Et le grand Hektôr au casque mouvant lui répondit:

— Ne m'apporte pas un vin mielleux, mère vénérable, de peur que tu m'affaiblisses et que je perde force et courage. Je craindrais de faire des libations de vin pur à Zeus avec des mains souillées, car il n'est point permis, plein de sang et de poussière, d'implorer le Krôniôn qui amasse les nuées. Donc, porte des parfums et réunis les femmes âgées dans le temple d'Athènè dévastatrice; et dépose sur les genoux d'Athènè à la belle chevelure le péplos le plus riche et le plus grand qui soit dans ta demeure, et celui que tu aimes le plus; et promets de sacrifier dans son temple douze génisses d'un an, encore indomptées, si elle prend pitié de la ville et des femmes Troiennes et de leurs enfants, et si elle détourne de la sainte Ilios le fils de Tydeus, le féroce guerrier qui répand le plus de terreur. Va donc au temple d'Athènè dévastatrice, et moi, j'irai vers Pâris, afin de l'appeler, si pourtant il veut entendre ma voix. Plût aux dieux que la terre s'ouvrît sous lui! car l'Olympien l'a certainement nourri pour la ruine entière des Troiens, du magnanime Priamos et de ses fils. Si je le voyais descendre chez Aidès, mon âme serait délivrée de ses amères douleurs.

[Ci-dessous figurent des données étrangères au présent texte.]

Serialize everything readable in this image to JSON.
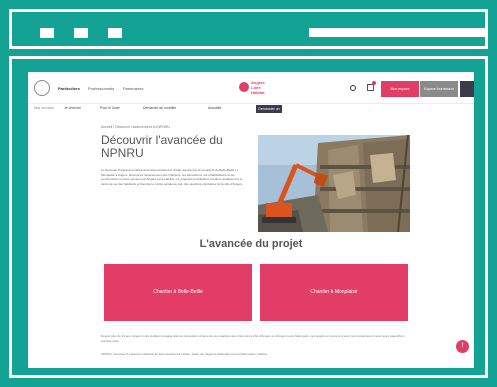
{
  "nav": {
    "links": [
      "Particuliers",
      "Professionnels",
      "Partenaires"
    ],
    "brand_line1": "Angers",
    "brand_line2": "Loire",
    "brand_line3": "Habitat",
    "btn_primary": "Mon espace",
    "btn_secondary": "Espace fournisseur"
  },
  "subnav": {
    "lead": "Nos services",
    "items": [
      "Je cherche",
      "Pour le louer",
      "Demande de mobilité",
      "Actualité"
    ],
    "button": "Demander un devis"
  },
  "breadcrumb": "Accueil / Découvrir l'avancement du NPNRU",
  "page_title": "Découvrir l'avancée du NPNRU",
  "intro_text": "Le Nouveau Programme National de Renouvellement Urbain transforme les quartiers de Belle-Beille et Monplaisir à Angers. Découvrez l'avancement des chantiers, les démolitions, les réhabilitations et les constructions neuves menées par Angers Loire Habitat. Ce programme ambitieux améliore durablement le cadre de vie des habitants et favorise la mixité sociale au sein des quartiers prioritaires de la ville d'Angers.",
  "section_title": "L'avancée du projet",
  "cards": [
    "Chantier à Belle-Beille",
    "Chantier à Monplaisir"
  ],
  "footer_texts": [
    "Depuis plus de 10 ans, Angers Loire Habitat s'engage dans la rénovation urbaine de ses quartiers aux côtés de la Ville d'Angers et d'Angers Loire Métropole. Les projets en cours et à venir sont présentés ici avec leurs calendriers prévisionnels.",
    "NPNRU: Nouveau Programme National de Renouvellement Urbain, piloté par l'Agence Nationale pour la Rénovation Urbaine."
  ],
  "fab_label": "!"
}
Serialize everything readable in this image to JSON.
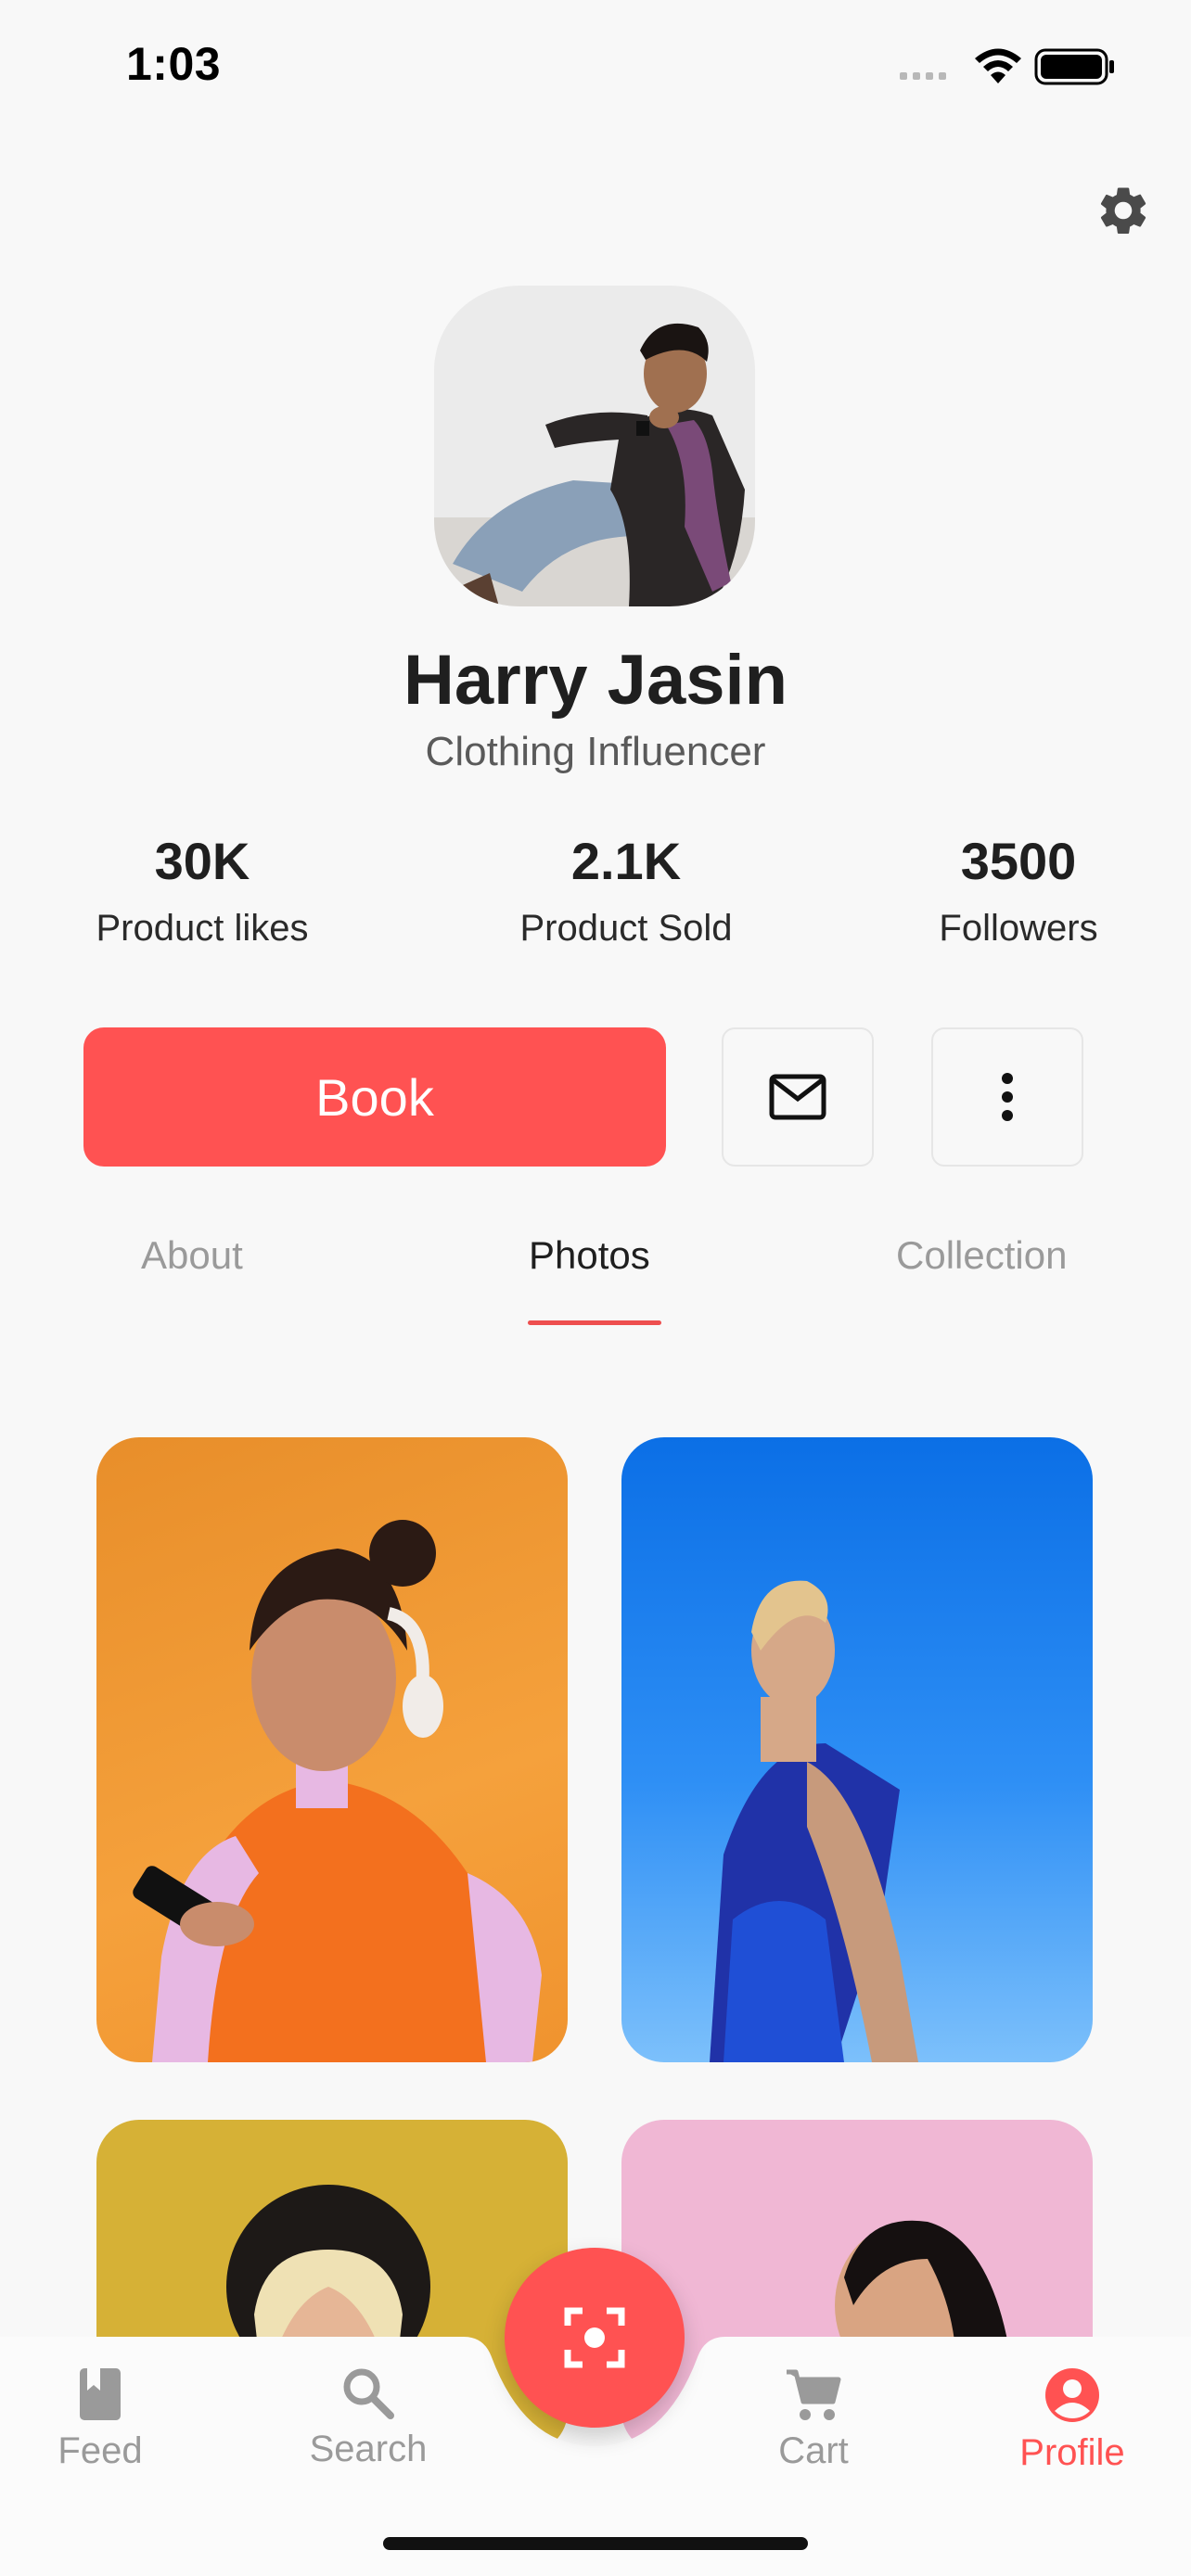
{
  "status_bar": {
    "time": "1:03"
  },
  "profile": {
    "name": "Harry Jasin",
    "role": "Clothing Influencer"
  },
  "stats": [
    {
      "value": "30K",
      "label": "Product likes"
    },
    {
      "value": "2.1K",
      "label": "Product Sold"
    },
    {
      "value": "3500",
      "label": "Followers"
    }
  ],
  "actions": {
    "book_label": "Book",
    "mail_icon": "mail-icon",
    "more_icon": "more-vertical-icon"
  },
  "tabs": [
    {
      "label": "About",
      "active": false
    },
    {
      "label": "Photos",
      "active": true
    },
    {
      "label": "Collection",
      "active": false
    }
  ],
  "bottom_nav": [
    {
      "label": "Feed",
      "icon": "book-icon",
      "active": false
    },
    {
      "label": "Search",
      "icon": "search-icon",
      "active": false
    },
    {
      "label": "Cart",
      "icon": "cart-icon",
      "active": false
    },
    {
      "label": "Profile",
      "icon": "account-circle-icon",
      "active": true
    }
  ],
  "colors": {
    "accent": "#ff5252",
    "background": "#f8f8f8",
    "inactive": "#9a9a9a"
  }
}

Il parla ainsi, et Hékabè se rendit à sa demeure et commanda aux servantes; et celles-ci, par la ville, réunirent les femmes âgées. Puis Hékabè entra dans sa chambre nuptiale parfumée où étaient des péplos diversement peints, ouvrage des femmes Sidoniennes que le divin Alexandros avait ramenées de Sidôn, dans sa navigation sur la haute mer par où il avait conduit Hélènè née d'un père divin. Et, pour l'offrir à Athènè, Hékabè en prit un, le plus beau, le plus varié et le plus grand; et il brillait comme une étoile et il était placé le dernier. Et elle se mit en marche, et les femmes âgées la suivaient.

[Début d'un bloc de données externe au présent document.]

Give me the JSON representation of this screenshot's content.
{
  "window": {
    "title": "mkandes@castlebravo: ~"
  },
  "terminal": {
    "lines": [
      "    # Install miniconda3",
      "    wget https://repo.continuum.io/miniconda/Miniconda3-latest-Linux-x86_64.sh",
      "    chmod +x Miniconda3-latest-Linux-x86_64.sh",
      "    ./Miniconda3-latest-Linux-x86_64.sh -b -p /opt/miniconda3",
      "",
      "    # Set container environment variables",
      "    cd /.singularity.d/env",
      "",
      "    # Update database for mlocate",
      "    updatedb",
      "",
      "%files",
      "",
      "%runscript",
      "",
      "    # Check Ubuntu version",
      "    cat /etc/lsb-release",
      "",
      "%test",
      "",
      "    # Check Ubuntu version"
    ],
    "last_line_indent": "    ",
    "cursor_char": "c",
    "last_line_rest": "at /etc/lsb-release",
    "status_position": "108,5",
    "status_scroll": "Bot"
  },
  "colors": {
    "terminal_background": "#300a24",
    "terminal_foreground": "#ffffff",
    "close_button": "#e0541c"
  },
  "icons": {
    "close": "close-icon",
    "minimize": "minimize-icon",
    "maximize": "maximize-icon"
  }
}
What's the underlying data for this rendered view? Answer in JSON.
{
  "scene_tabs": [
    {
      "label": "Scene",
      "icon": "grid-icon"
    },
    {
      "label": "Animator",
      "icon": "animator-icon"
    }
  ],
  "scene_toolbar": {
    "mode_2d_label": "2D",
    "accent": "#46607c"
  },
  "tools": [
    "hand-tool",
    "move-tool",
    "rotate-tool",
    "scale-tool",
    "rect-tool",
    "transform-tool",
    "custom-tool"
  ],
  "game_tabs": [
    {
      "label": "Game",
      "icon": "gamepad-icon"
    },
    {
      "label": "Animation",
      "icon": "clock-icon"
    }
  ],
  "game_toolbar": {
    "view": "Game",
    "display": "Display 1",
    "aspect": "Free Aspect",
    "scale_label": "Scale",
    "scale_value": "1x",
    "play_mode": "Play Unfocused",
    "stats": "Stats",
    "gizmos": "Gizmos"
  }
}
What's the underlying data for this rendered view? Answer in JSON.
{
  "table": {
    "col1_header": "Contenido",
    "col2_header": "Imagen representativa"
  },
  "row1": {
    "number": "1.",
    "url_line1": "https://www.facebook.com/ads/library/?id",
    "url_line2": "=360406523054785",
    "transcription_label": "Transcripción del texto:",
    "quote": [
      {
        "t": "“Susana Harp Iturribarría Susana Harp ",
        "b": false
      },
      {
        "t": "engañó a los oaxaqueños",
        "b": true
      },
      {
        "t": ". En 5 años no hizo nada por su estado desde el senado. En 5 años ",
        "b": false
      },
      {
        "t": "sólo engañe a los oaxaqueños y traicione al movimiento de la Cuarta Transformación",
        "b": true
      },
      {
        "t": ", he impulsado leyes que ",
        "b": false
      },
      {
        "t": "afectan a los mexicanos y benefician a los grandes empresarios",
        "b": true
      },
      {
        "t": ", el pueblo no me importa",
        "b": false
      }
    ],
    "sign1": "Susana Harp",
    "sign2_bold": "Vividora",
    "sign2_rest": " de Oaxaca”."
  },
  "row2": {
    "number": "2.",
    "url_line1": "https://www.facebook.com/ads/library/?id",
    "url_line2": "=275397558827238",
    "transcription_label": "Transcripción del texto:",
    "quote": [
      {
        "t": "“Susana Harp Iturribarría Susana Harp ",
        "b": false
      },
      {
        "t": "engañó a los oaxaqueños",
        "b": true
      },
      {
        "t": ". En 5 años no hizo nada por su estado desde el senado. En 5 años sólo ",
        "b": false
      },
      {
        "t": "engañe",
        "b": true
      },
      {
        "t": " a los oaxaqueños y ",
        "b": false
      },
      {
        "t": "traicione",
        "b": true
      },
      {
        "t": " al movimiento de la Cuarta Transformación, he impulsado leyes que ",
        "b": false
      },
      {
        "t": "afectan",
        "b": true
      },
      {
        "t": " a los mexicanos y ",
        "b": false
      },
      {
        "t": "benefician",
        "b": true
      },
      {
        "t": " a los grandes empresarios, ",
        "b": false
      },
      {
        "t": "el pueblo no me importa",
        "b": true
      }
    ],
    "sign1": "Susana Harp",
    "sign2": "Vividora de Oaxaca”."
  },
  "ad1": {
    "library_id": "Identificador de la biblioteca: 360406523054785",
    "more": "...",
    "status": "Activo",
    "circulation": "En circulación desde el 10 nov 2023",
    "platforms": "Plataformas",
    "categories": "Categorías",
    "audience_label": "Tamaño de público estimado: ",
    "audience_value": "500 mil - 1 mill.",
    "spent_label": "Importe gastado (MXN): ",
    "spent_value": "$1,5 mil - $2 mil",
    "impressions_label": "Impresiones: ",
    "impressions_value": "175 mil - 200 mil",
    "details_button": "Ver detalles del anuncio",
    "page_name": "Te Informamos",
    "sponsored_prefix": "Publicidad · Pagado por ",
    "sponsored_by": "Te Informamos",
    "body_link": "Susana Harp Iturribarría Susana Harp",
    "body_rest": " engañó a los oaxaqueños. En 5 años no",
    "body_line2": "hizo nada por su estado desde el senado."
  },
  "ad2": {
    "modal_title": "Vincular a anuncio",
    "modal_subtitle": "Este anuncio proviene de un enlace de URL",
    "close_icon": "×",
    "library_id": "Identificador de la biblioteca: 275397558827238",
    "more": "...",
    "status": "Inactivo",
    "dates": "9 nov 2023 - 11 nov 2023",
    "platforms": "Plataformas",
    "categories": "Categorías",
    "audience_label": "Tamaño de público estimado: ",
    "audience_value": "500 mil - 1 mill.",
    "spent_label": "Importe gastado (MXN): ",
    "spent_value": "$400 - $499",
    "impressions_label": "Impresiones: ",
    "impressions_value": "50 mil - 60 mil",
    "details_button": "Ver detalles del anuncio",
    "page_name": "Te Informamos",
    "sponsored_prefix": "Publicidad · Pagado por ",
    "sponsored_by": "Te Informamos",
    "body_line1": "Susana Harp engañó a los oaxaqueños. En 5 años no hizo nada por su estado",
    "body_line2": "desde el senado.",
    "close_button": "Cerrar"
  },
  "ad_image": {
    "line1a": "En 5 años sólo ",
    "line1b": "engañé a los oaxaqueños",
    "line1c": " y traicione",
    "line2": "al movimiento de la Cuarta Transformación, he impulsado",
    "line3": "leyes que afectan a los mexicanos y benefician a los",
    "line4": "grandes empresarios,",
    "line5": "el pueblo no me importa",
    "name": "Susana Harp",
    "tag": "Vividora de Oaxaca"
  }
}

Et quand elles furent arrivées dans le temple d'Athènè, Théanô aux belles joues, fille de Kissèis, femme du dompteur de chevaux Antènôr, leur ouvrit les portes, car les Troiens l'avaient faite prêtresse d'Athènè. Et toutes, avec un gémissement, tendirent les mains vers Athènè. Et Théanô aux belles joues, ayant reçu le péplos, le déposa sur les genoux d'Athènè à la belle chevelure, et, en le lui vouant, elle priait la fille du grand Zeus:

— Vénérable Athènè, gardienne de la ville, très divine déesse, brise la lance de Diomèdès, et fais-le tomber lui-même devant les portes Skaies, afin que nous te sacrifiions dans ton temple douze génisses d'un an, encore indomptées, si tu prends pitié de la ville, des femmes Troiennes et de leurs enfants.

Elle parla ainsi dans son voeu, et elles suppliaient ainsi la fille du grand Zeus; mais Pallas Athènè les refusa.